In cricket parlance it’s called “dancing down the wicket” but with literature taking a backseat, commentators describe it as a “shimmy.”
Whichever way it’s referred to; the idea is to ridicule all the guiles a bowler can think of.
Perhaps shaming is one way of a return to a modicum of normalcy in pedestrian movement, ridiculing the growing jay-walking we are afflicted with.
Kolkata police began by firing anyone crossing the road when an underground walkway or underpass was near. The sole underpass along Karwan Bazar is not known of by many and, overpass or no, people delight in dodging hedges and traffic to take the short-cut risking, not just their lives but also of young children eager to return home from school.
It applies across the broad spectrum of public life from unemployed street gazers to the busy, hurried executives.
They march forth with a wave of the hands making it mandatory for private vehicles to stop or slowdown. The exception is that no one takes chances with buses and trucks -- mowing people down is a regular pastime with them.
The latest tragedy of two young students being killed and a third being grievously hurt by two competing buses has led to a movement that should be a lesson for the government.
Votes of the drivers’ union matter but lives matter more. Too often, too randomly these drivers have gotten away scot free. Statistics show that more than 21,000 lives have been lost in a year due to reckless driving. No one has been convicted. For once, even commuters are gritting their teeth and supporting the movement.
There were many who criticized Bridges Minister Obaidul Quader when he had a motorcyclist do squats while holding his ears. “Uncivilized” they shouted from the rooftops and, for all we know, mumbled as the rickshaw carrying them trundled down the wrong side of the road.
Once I asked a rickshaw-puller why he was on the wrong side of the road. He was quick to retort: “It’s because that’s what most of my passengers ask me to do.” It was pointless suggesting to him that he avoid such a practice for fear of yet another retort in the vein of “what about all those VIPs?” Touché.
So why not do what Mr Quader had done?

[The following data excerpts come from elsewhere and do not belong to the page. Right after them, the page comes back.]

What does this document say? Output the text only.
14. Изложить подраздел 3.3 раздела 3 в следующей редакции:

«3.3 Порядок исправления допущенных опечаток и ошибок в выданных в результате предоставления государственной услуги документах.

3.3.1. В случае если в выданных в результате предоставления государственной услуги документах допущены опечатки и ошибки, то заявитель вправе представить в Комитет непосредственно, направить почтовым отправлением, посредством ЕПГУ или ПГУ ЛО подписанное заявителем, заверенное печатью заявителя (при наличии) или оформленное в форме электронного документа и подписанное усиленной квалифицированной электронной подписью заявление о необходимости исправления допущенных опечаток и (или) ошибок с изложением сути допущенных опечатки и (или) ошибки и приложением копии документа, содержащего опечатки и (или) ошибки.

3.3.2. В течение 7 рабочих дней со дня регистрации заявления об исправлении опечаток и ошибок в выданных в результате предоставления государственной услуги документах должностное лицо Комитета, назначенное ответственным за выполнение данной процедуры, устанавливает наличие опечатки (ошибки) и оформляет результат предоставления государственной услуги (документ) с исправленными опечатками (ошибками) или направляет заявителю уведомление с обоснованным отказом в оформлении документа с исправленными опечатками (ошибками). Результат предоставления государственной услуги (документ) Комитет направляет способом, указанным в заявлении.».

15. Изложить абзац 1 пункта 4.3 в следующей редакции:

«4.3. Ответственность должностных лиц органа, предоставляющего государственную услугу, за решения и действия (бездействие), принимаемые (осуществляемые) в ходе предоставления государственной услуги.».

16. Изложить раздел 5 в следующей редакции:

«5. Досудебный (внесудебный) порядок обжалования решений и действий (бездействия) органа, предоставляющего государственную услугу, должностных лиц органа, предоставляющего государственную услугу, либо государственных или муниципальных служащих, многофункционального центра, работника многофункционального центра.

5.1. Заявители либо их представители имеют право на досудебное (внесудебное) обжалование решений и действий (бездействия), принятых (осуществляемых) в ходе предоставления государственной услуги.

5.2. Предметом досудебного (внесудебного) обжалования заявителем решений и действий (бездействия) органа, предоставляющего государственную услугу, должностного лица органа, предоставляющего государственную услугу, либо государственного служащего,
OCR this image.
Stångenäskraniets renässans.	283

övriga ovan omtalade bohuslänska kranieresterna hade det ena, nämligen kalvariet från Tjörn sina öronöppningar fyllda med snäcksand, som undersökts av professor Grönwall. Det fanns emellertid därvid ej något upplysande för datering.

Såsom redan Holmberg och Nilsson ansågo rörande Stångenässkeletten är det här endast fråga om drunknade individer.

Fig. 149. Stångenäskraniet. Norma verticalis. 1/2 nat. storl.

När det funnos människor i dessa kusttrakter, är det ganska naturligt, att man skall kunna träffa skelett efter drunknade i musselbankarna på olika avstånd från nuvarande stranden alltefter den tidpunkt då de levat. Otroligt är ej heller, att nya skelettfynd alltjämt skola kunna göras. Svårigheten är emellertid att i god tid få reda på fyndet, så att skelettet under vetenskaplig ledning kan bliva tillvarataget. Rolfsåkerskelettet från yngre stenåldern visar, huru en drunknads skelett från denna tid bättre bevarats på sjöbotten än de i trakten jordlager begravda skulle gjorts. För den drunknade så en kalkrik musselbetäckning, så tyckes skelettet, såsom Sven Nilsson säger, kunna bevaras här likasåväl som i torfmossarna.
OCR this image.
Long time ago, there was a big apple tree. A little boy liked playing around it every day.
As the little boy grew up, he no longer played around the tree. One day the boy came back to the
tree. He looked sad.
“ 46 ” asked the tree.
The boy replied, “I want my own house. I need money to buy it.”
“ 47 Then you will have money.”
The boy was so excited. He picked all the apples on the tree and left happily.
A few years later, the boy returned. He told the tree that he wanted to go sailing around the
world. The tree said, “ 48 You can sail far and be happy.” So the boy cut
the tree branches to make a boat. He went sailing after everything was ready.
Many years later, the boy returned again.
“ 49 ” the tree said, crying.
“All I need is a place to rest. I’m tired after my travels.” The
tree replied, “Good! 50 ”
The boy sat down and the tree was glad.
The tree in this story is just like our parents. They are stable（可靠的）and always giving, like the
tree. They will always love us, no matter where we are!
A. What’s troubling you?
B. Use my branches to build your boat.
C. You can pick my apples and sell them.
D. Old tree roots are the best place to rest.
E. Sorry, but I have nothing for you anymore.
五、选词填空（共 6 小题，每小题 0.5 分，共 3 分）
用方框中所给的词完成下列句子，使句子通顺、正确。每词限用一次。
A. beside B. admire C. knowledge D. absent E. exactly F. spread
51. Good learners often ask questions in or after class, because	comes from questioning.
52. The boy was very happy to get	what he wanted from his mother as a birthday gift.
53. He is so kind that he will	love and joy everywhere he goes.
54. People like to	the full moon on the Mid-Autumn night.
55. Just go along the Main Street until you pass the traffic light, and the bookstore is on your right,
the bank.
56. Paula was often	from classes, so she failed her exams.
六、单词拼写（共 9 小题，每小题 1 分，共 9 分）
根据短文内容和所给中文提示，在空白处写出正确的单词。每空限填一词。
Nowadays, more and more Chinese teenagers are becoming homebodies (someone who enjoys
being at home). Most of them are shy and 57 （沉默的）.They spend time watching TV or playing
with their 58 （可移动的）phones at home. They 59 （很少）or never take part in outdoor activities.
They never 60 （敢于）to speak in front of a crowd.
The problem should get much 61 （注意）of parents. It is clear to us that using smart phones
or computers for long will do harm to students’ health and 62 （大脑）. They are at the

Let policemen force VIPs to do squats while clutching their ears in public. The idea is to implement the laws so why not shame it?
Motorcycles are now like ants slithering across roads and pavements, weaving in and out of lanes at will.
They just thread towards the top of the traffic queue, and they have the uncanny ability to read traffic directions before speeding ahead in between one lane closing and another opening.
The police have tried the rope-a-dope tactic to prevent this. The rope has since disappeared, leaving the cop a dope. Apparently that’s a safety hazard.
Of particular danger is driving on the wrong side by motorcyclists on Hatirjheel, where road lights are less prominent, as well as being home to vehicles which shouldn’t be plying the road in the first place. Parking facilities appear to have been overlooked, causing motorcycles and cars to be parked on the bridges, severely testing whatever load they were to have carried to begin with.
Planning inadequacies lead to vehicles remaining stationary on the Rangs Bridge, not to mention other major bridges. Unfortunately, the “handshaking” treatise between transport drivers and police come in the way of intervention.
Mahmudur Rahman is a writer, columnist, broadcaster, and communications specialist.